Can we please stop talking about “game changers”?
The iPad is the future of computing.
No, wait, it’s a waste of money and typically crippled product from Apple.
Oh dear, this is getting tedious.
Here is the truth about the iPad: It’s fine. It’s a useful and interesting consumer device, and it’s about time someone made it. I remember reading about a similar device in Wired magazine back in 2000. The plan was for it to run BeOS or Linux – the company was evaluating both platforms. It never appeared, of course.
Since then, however, there has been nothing short of a collapse in the cost of manufacturing computer systems – and a resulting explosion in low cost devices. For example, I am writing this article on a €270 netbook.
When I first contributed to Low End Mac in 2002, I couldn’t afford to buy a new computer. True, my earning power has risen (and subsequently collapsed, like everyone else’s), but the price fall in computing has been breathtaking.
iPad Value
Given the low bill-of-materials (BOM) cost, Apple has been able to produce an impressive device at a decent price. It’s certainly worth writing about, it’s certainly worth critiquing (why no webcam, for instance?), but it most certainly is not the most important – or the worst – piece of technology we have ever seen.

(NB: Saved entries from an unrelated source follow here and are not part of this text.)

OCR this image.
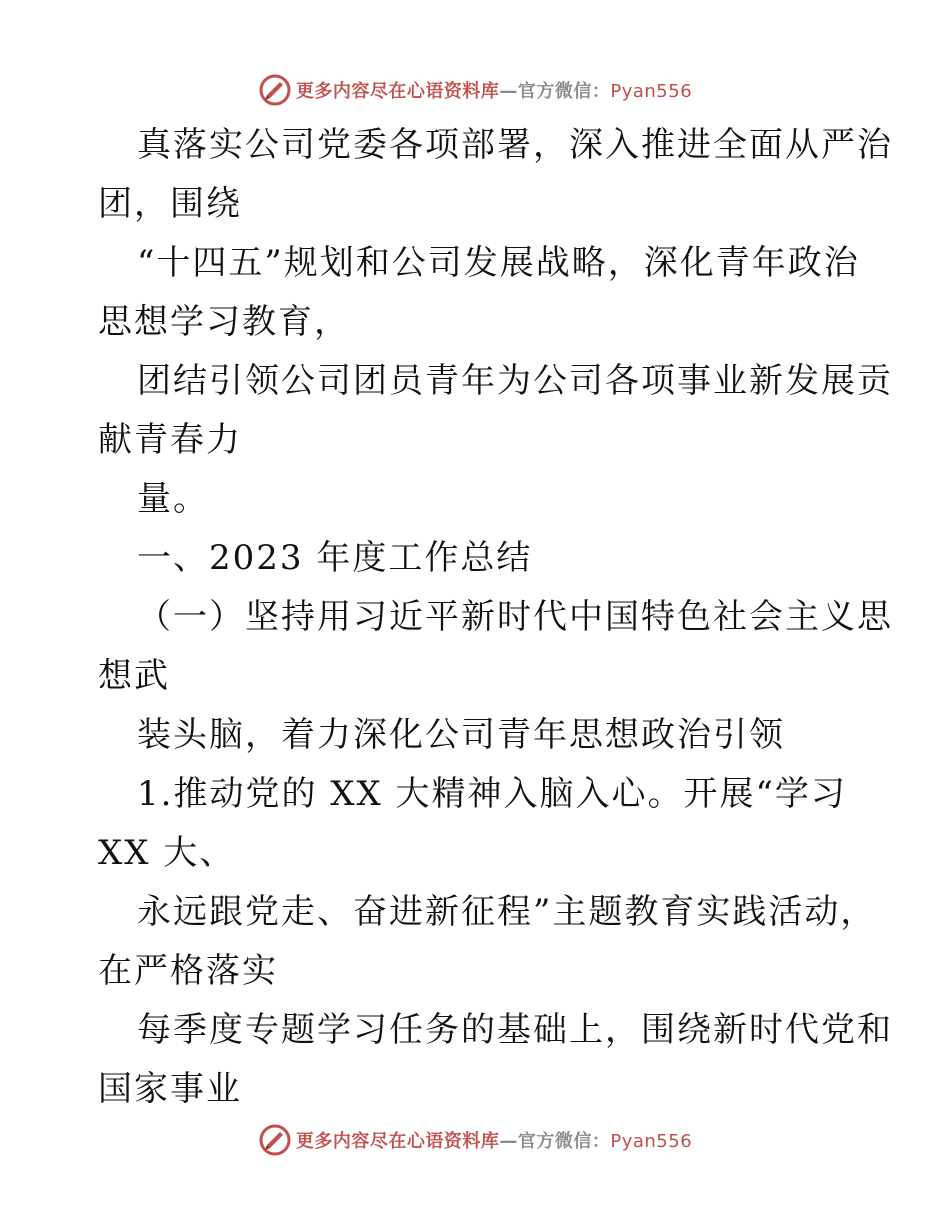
更多内容尽在心语资料库—官方微信：Pyan556
真落实公司党委各项部署，深入推进全面从严治
团，围绕
“十四五”规划和公司发展战略，深化青年政治
思想学习教育，
团结引领公司团员青年为公司各项事业新发展贡
献青春力
量。
一、2023 年度工作总结
（一）坚持用习近平新时代中国特色社会主义思
想武
装头脑，着力深化公司青年思想政治引领
1.推动党的 XX 大精神入脑入心。开展“学习
XX 大、
永远跟党走、奋进新征程”主题教育实践活动，
在严格落实
每季度专题学习任务的基础上，围绕新时代党和
国家事业
更多内容尽在心语资料库—官方微信：Pyan556
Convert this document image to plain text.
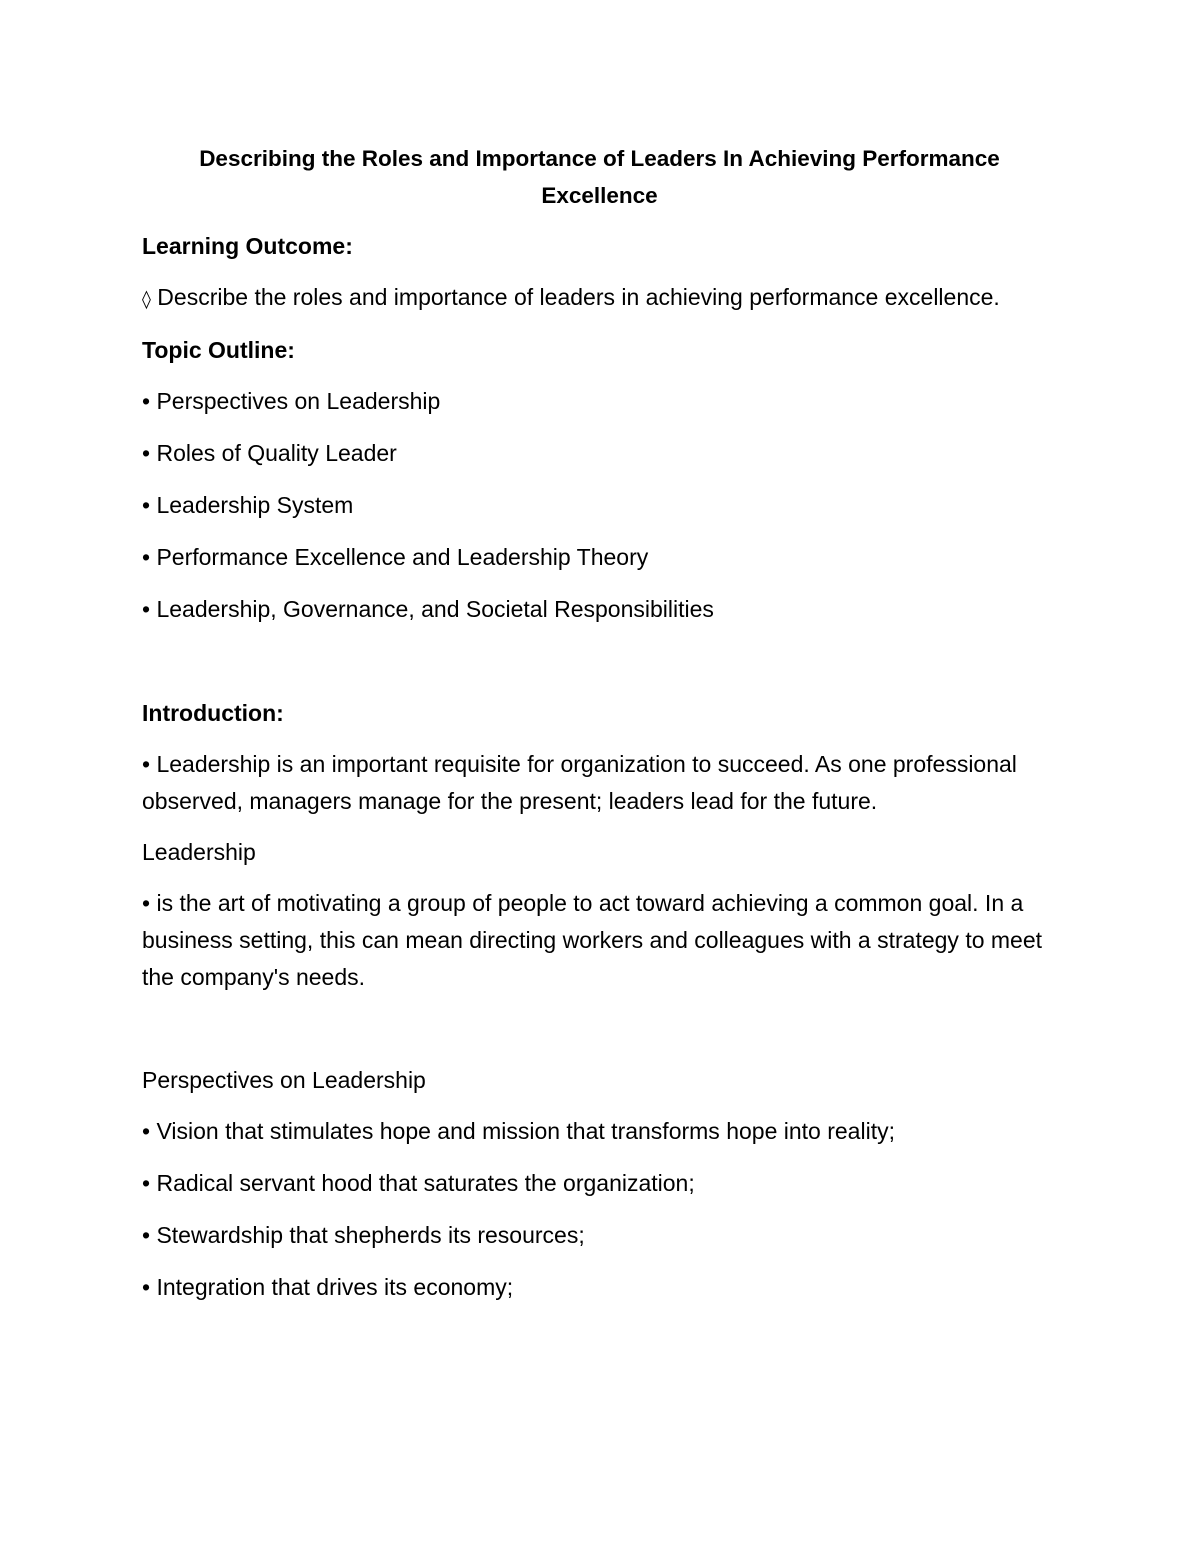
Describing the Roles and Importance of Leaders In Achieving Performance Excellence
Learning Outcome:
◊ Describe the roles and importance of leaders in achieving performance excellence.
Topic Outline:
• Perspectives on Leadership
• Roles of Quality Leader
• Leadership System
• Performance Excellence and Leadership Theory
• Leadership, Governance, and Societal Responsibilities
Introduction:
• Leadership is an important requisite for organization to succeed. As one professional observed, managers manage for the present; leaders lead for the future.
Leadership
• is the art of motivating a group of people to act toward achieving a common goal. In a business setting, this can mean directing workers and colleagues with a strategy to meet the company's needs.
Perspectives on Leadership
• Vision that stimulates hope and mission that transforms hope into reality;
• Radical servant hood that saturates the organization;
• Stewardship that shepherds its resources;
• Integration that drives its economy;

Almost every tedious cliché and strained neologism imaginable has been trundled out to describe the iPad: it’s a game changer, it’s a “fail”, it sounds like a sanitary product, it . . . do I really need to go on?
The world is straddled by fibre optic cables and copper wires in a human achievement that is truly mind-boggling, and we seem to use it mostly to prove how funny and insightful and witty we are by endlessly recycling tired jokes and smart alec remarks that often border on the non sequitur.
The First Generation Myth
And what is this tale of “first generation” Apple products being flawed? Since when did this become an iron law of the universe?
It’s just not true. Some are flawed; some aren’t. In most cases what actually happens is that the machines improve incrementally with each revision.
So what? It would be strange if they didn’t.
Of course, we could hardly have expected any more. For all the complaints about Apple hype, journalists seem quite content to play the same silly game, viewing small but significant advances in consumer technology as part of some Manichean struggle between light and darkness.
It is ironic, then, that so many journalists and publishers think that the iPad and platforms like it are going to save the publishing industry. After all, they appear to have entirely lost faith in the value of their own enterprise.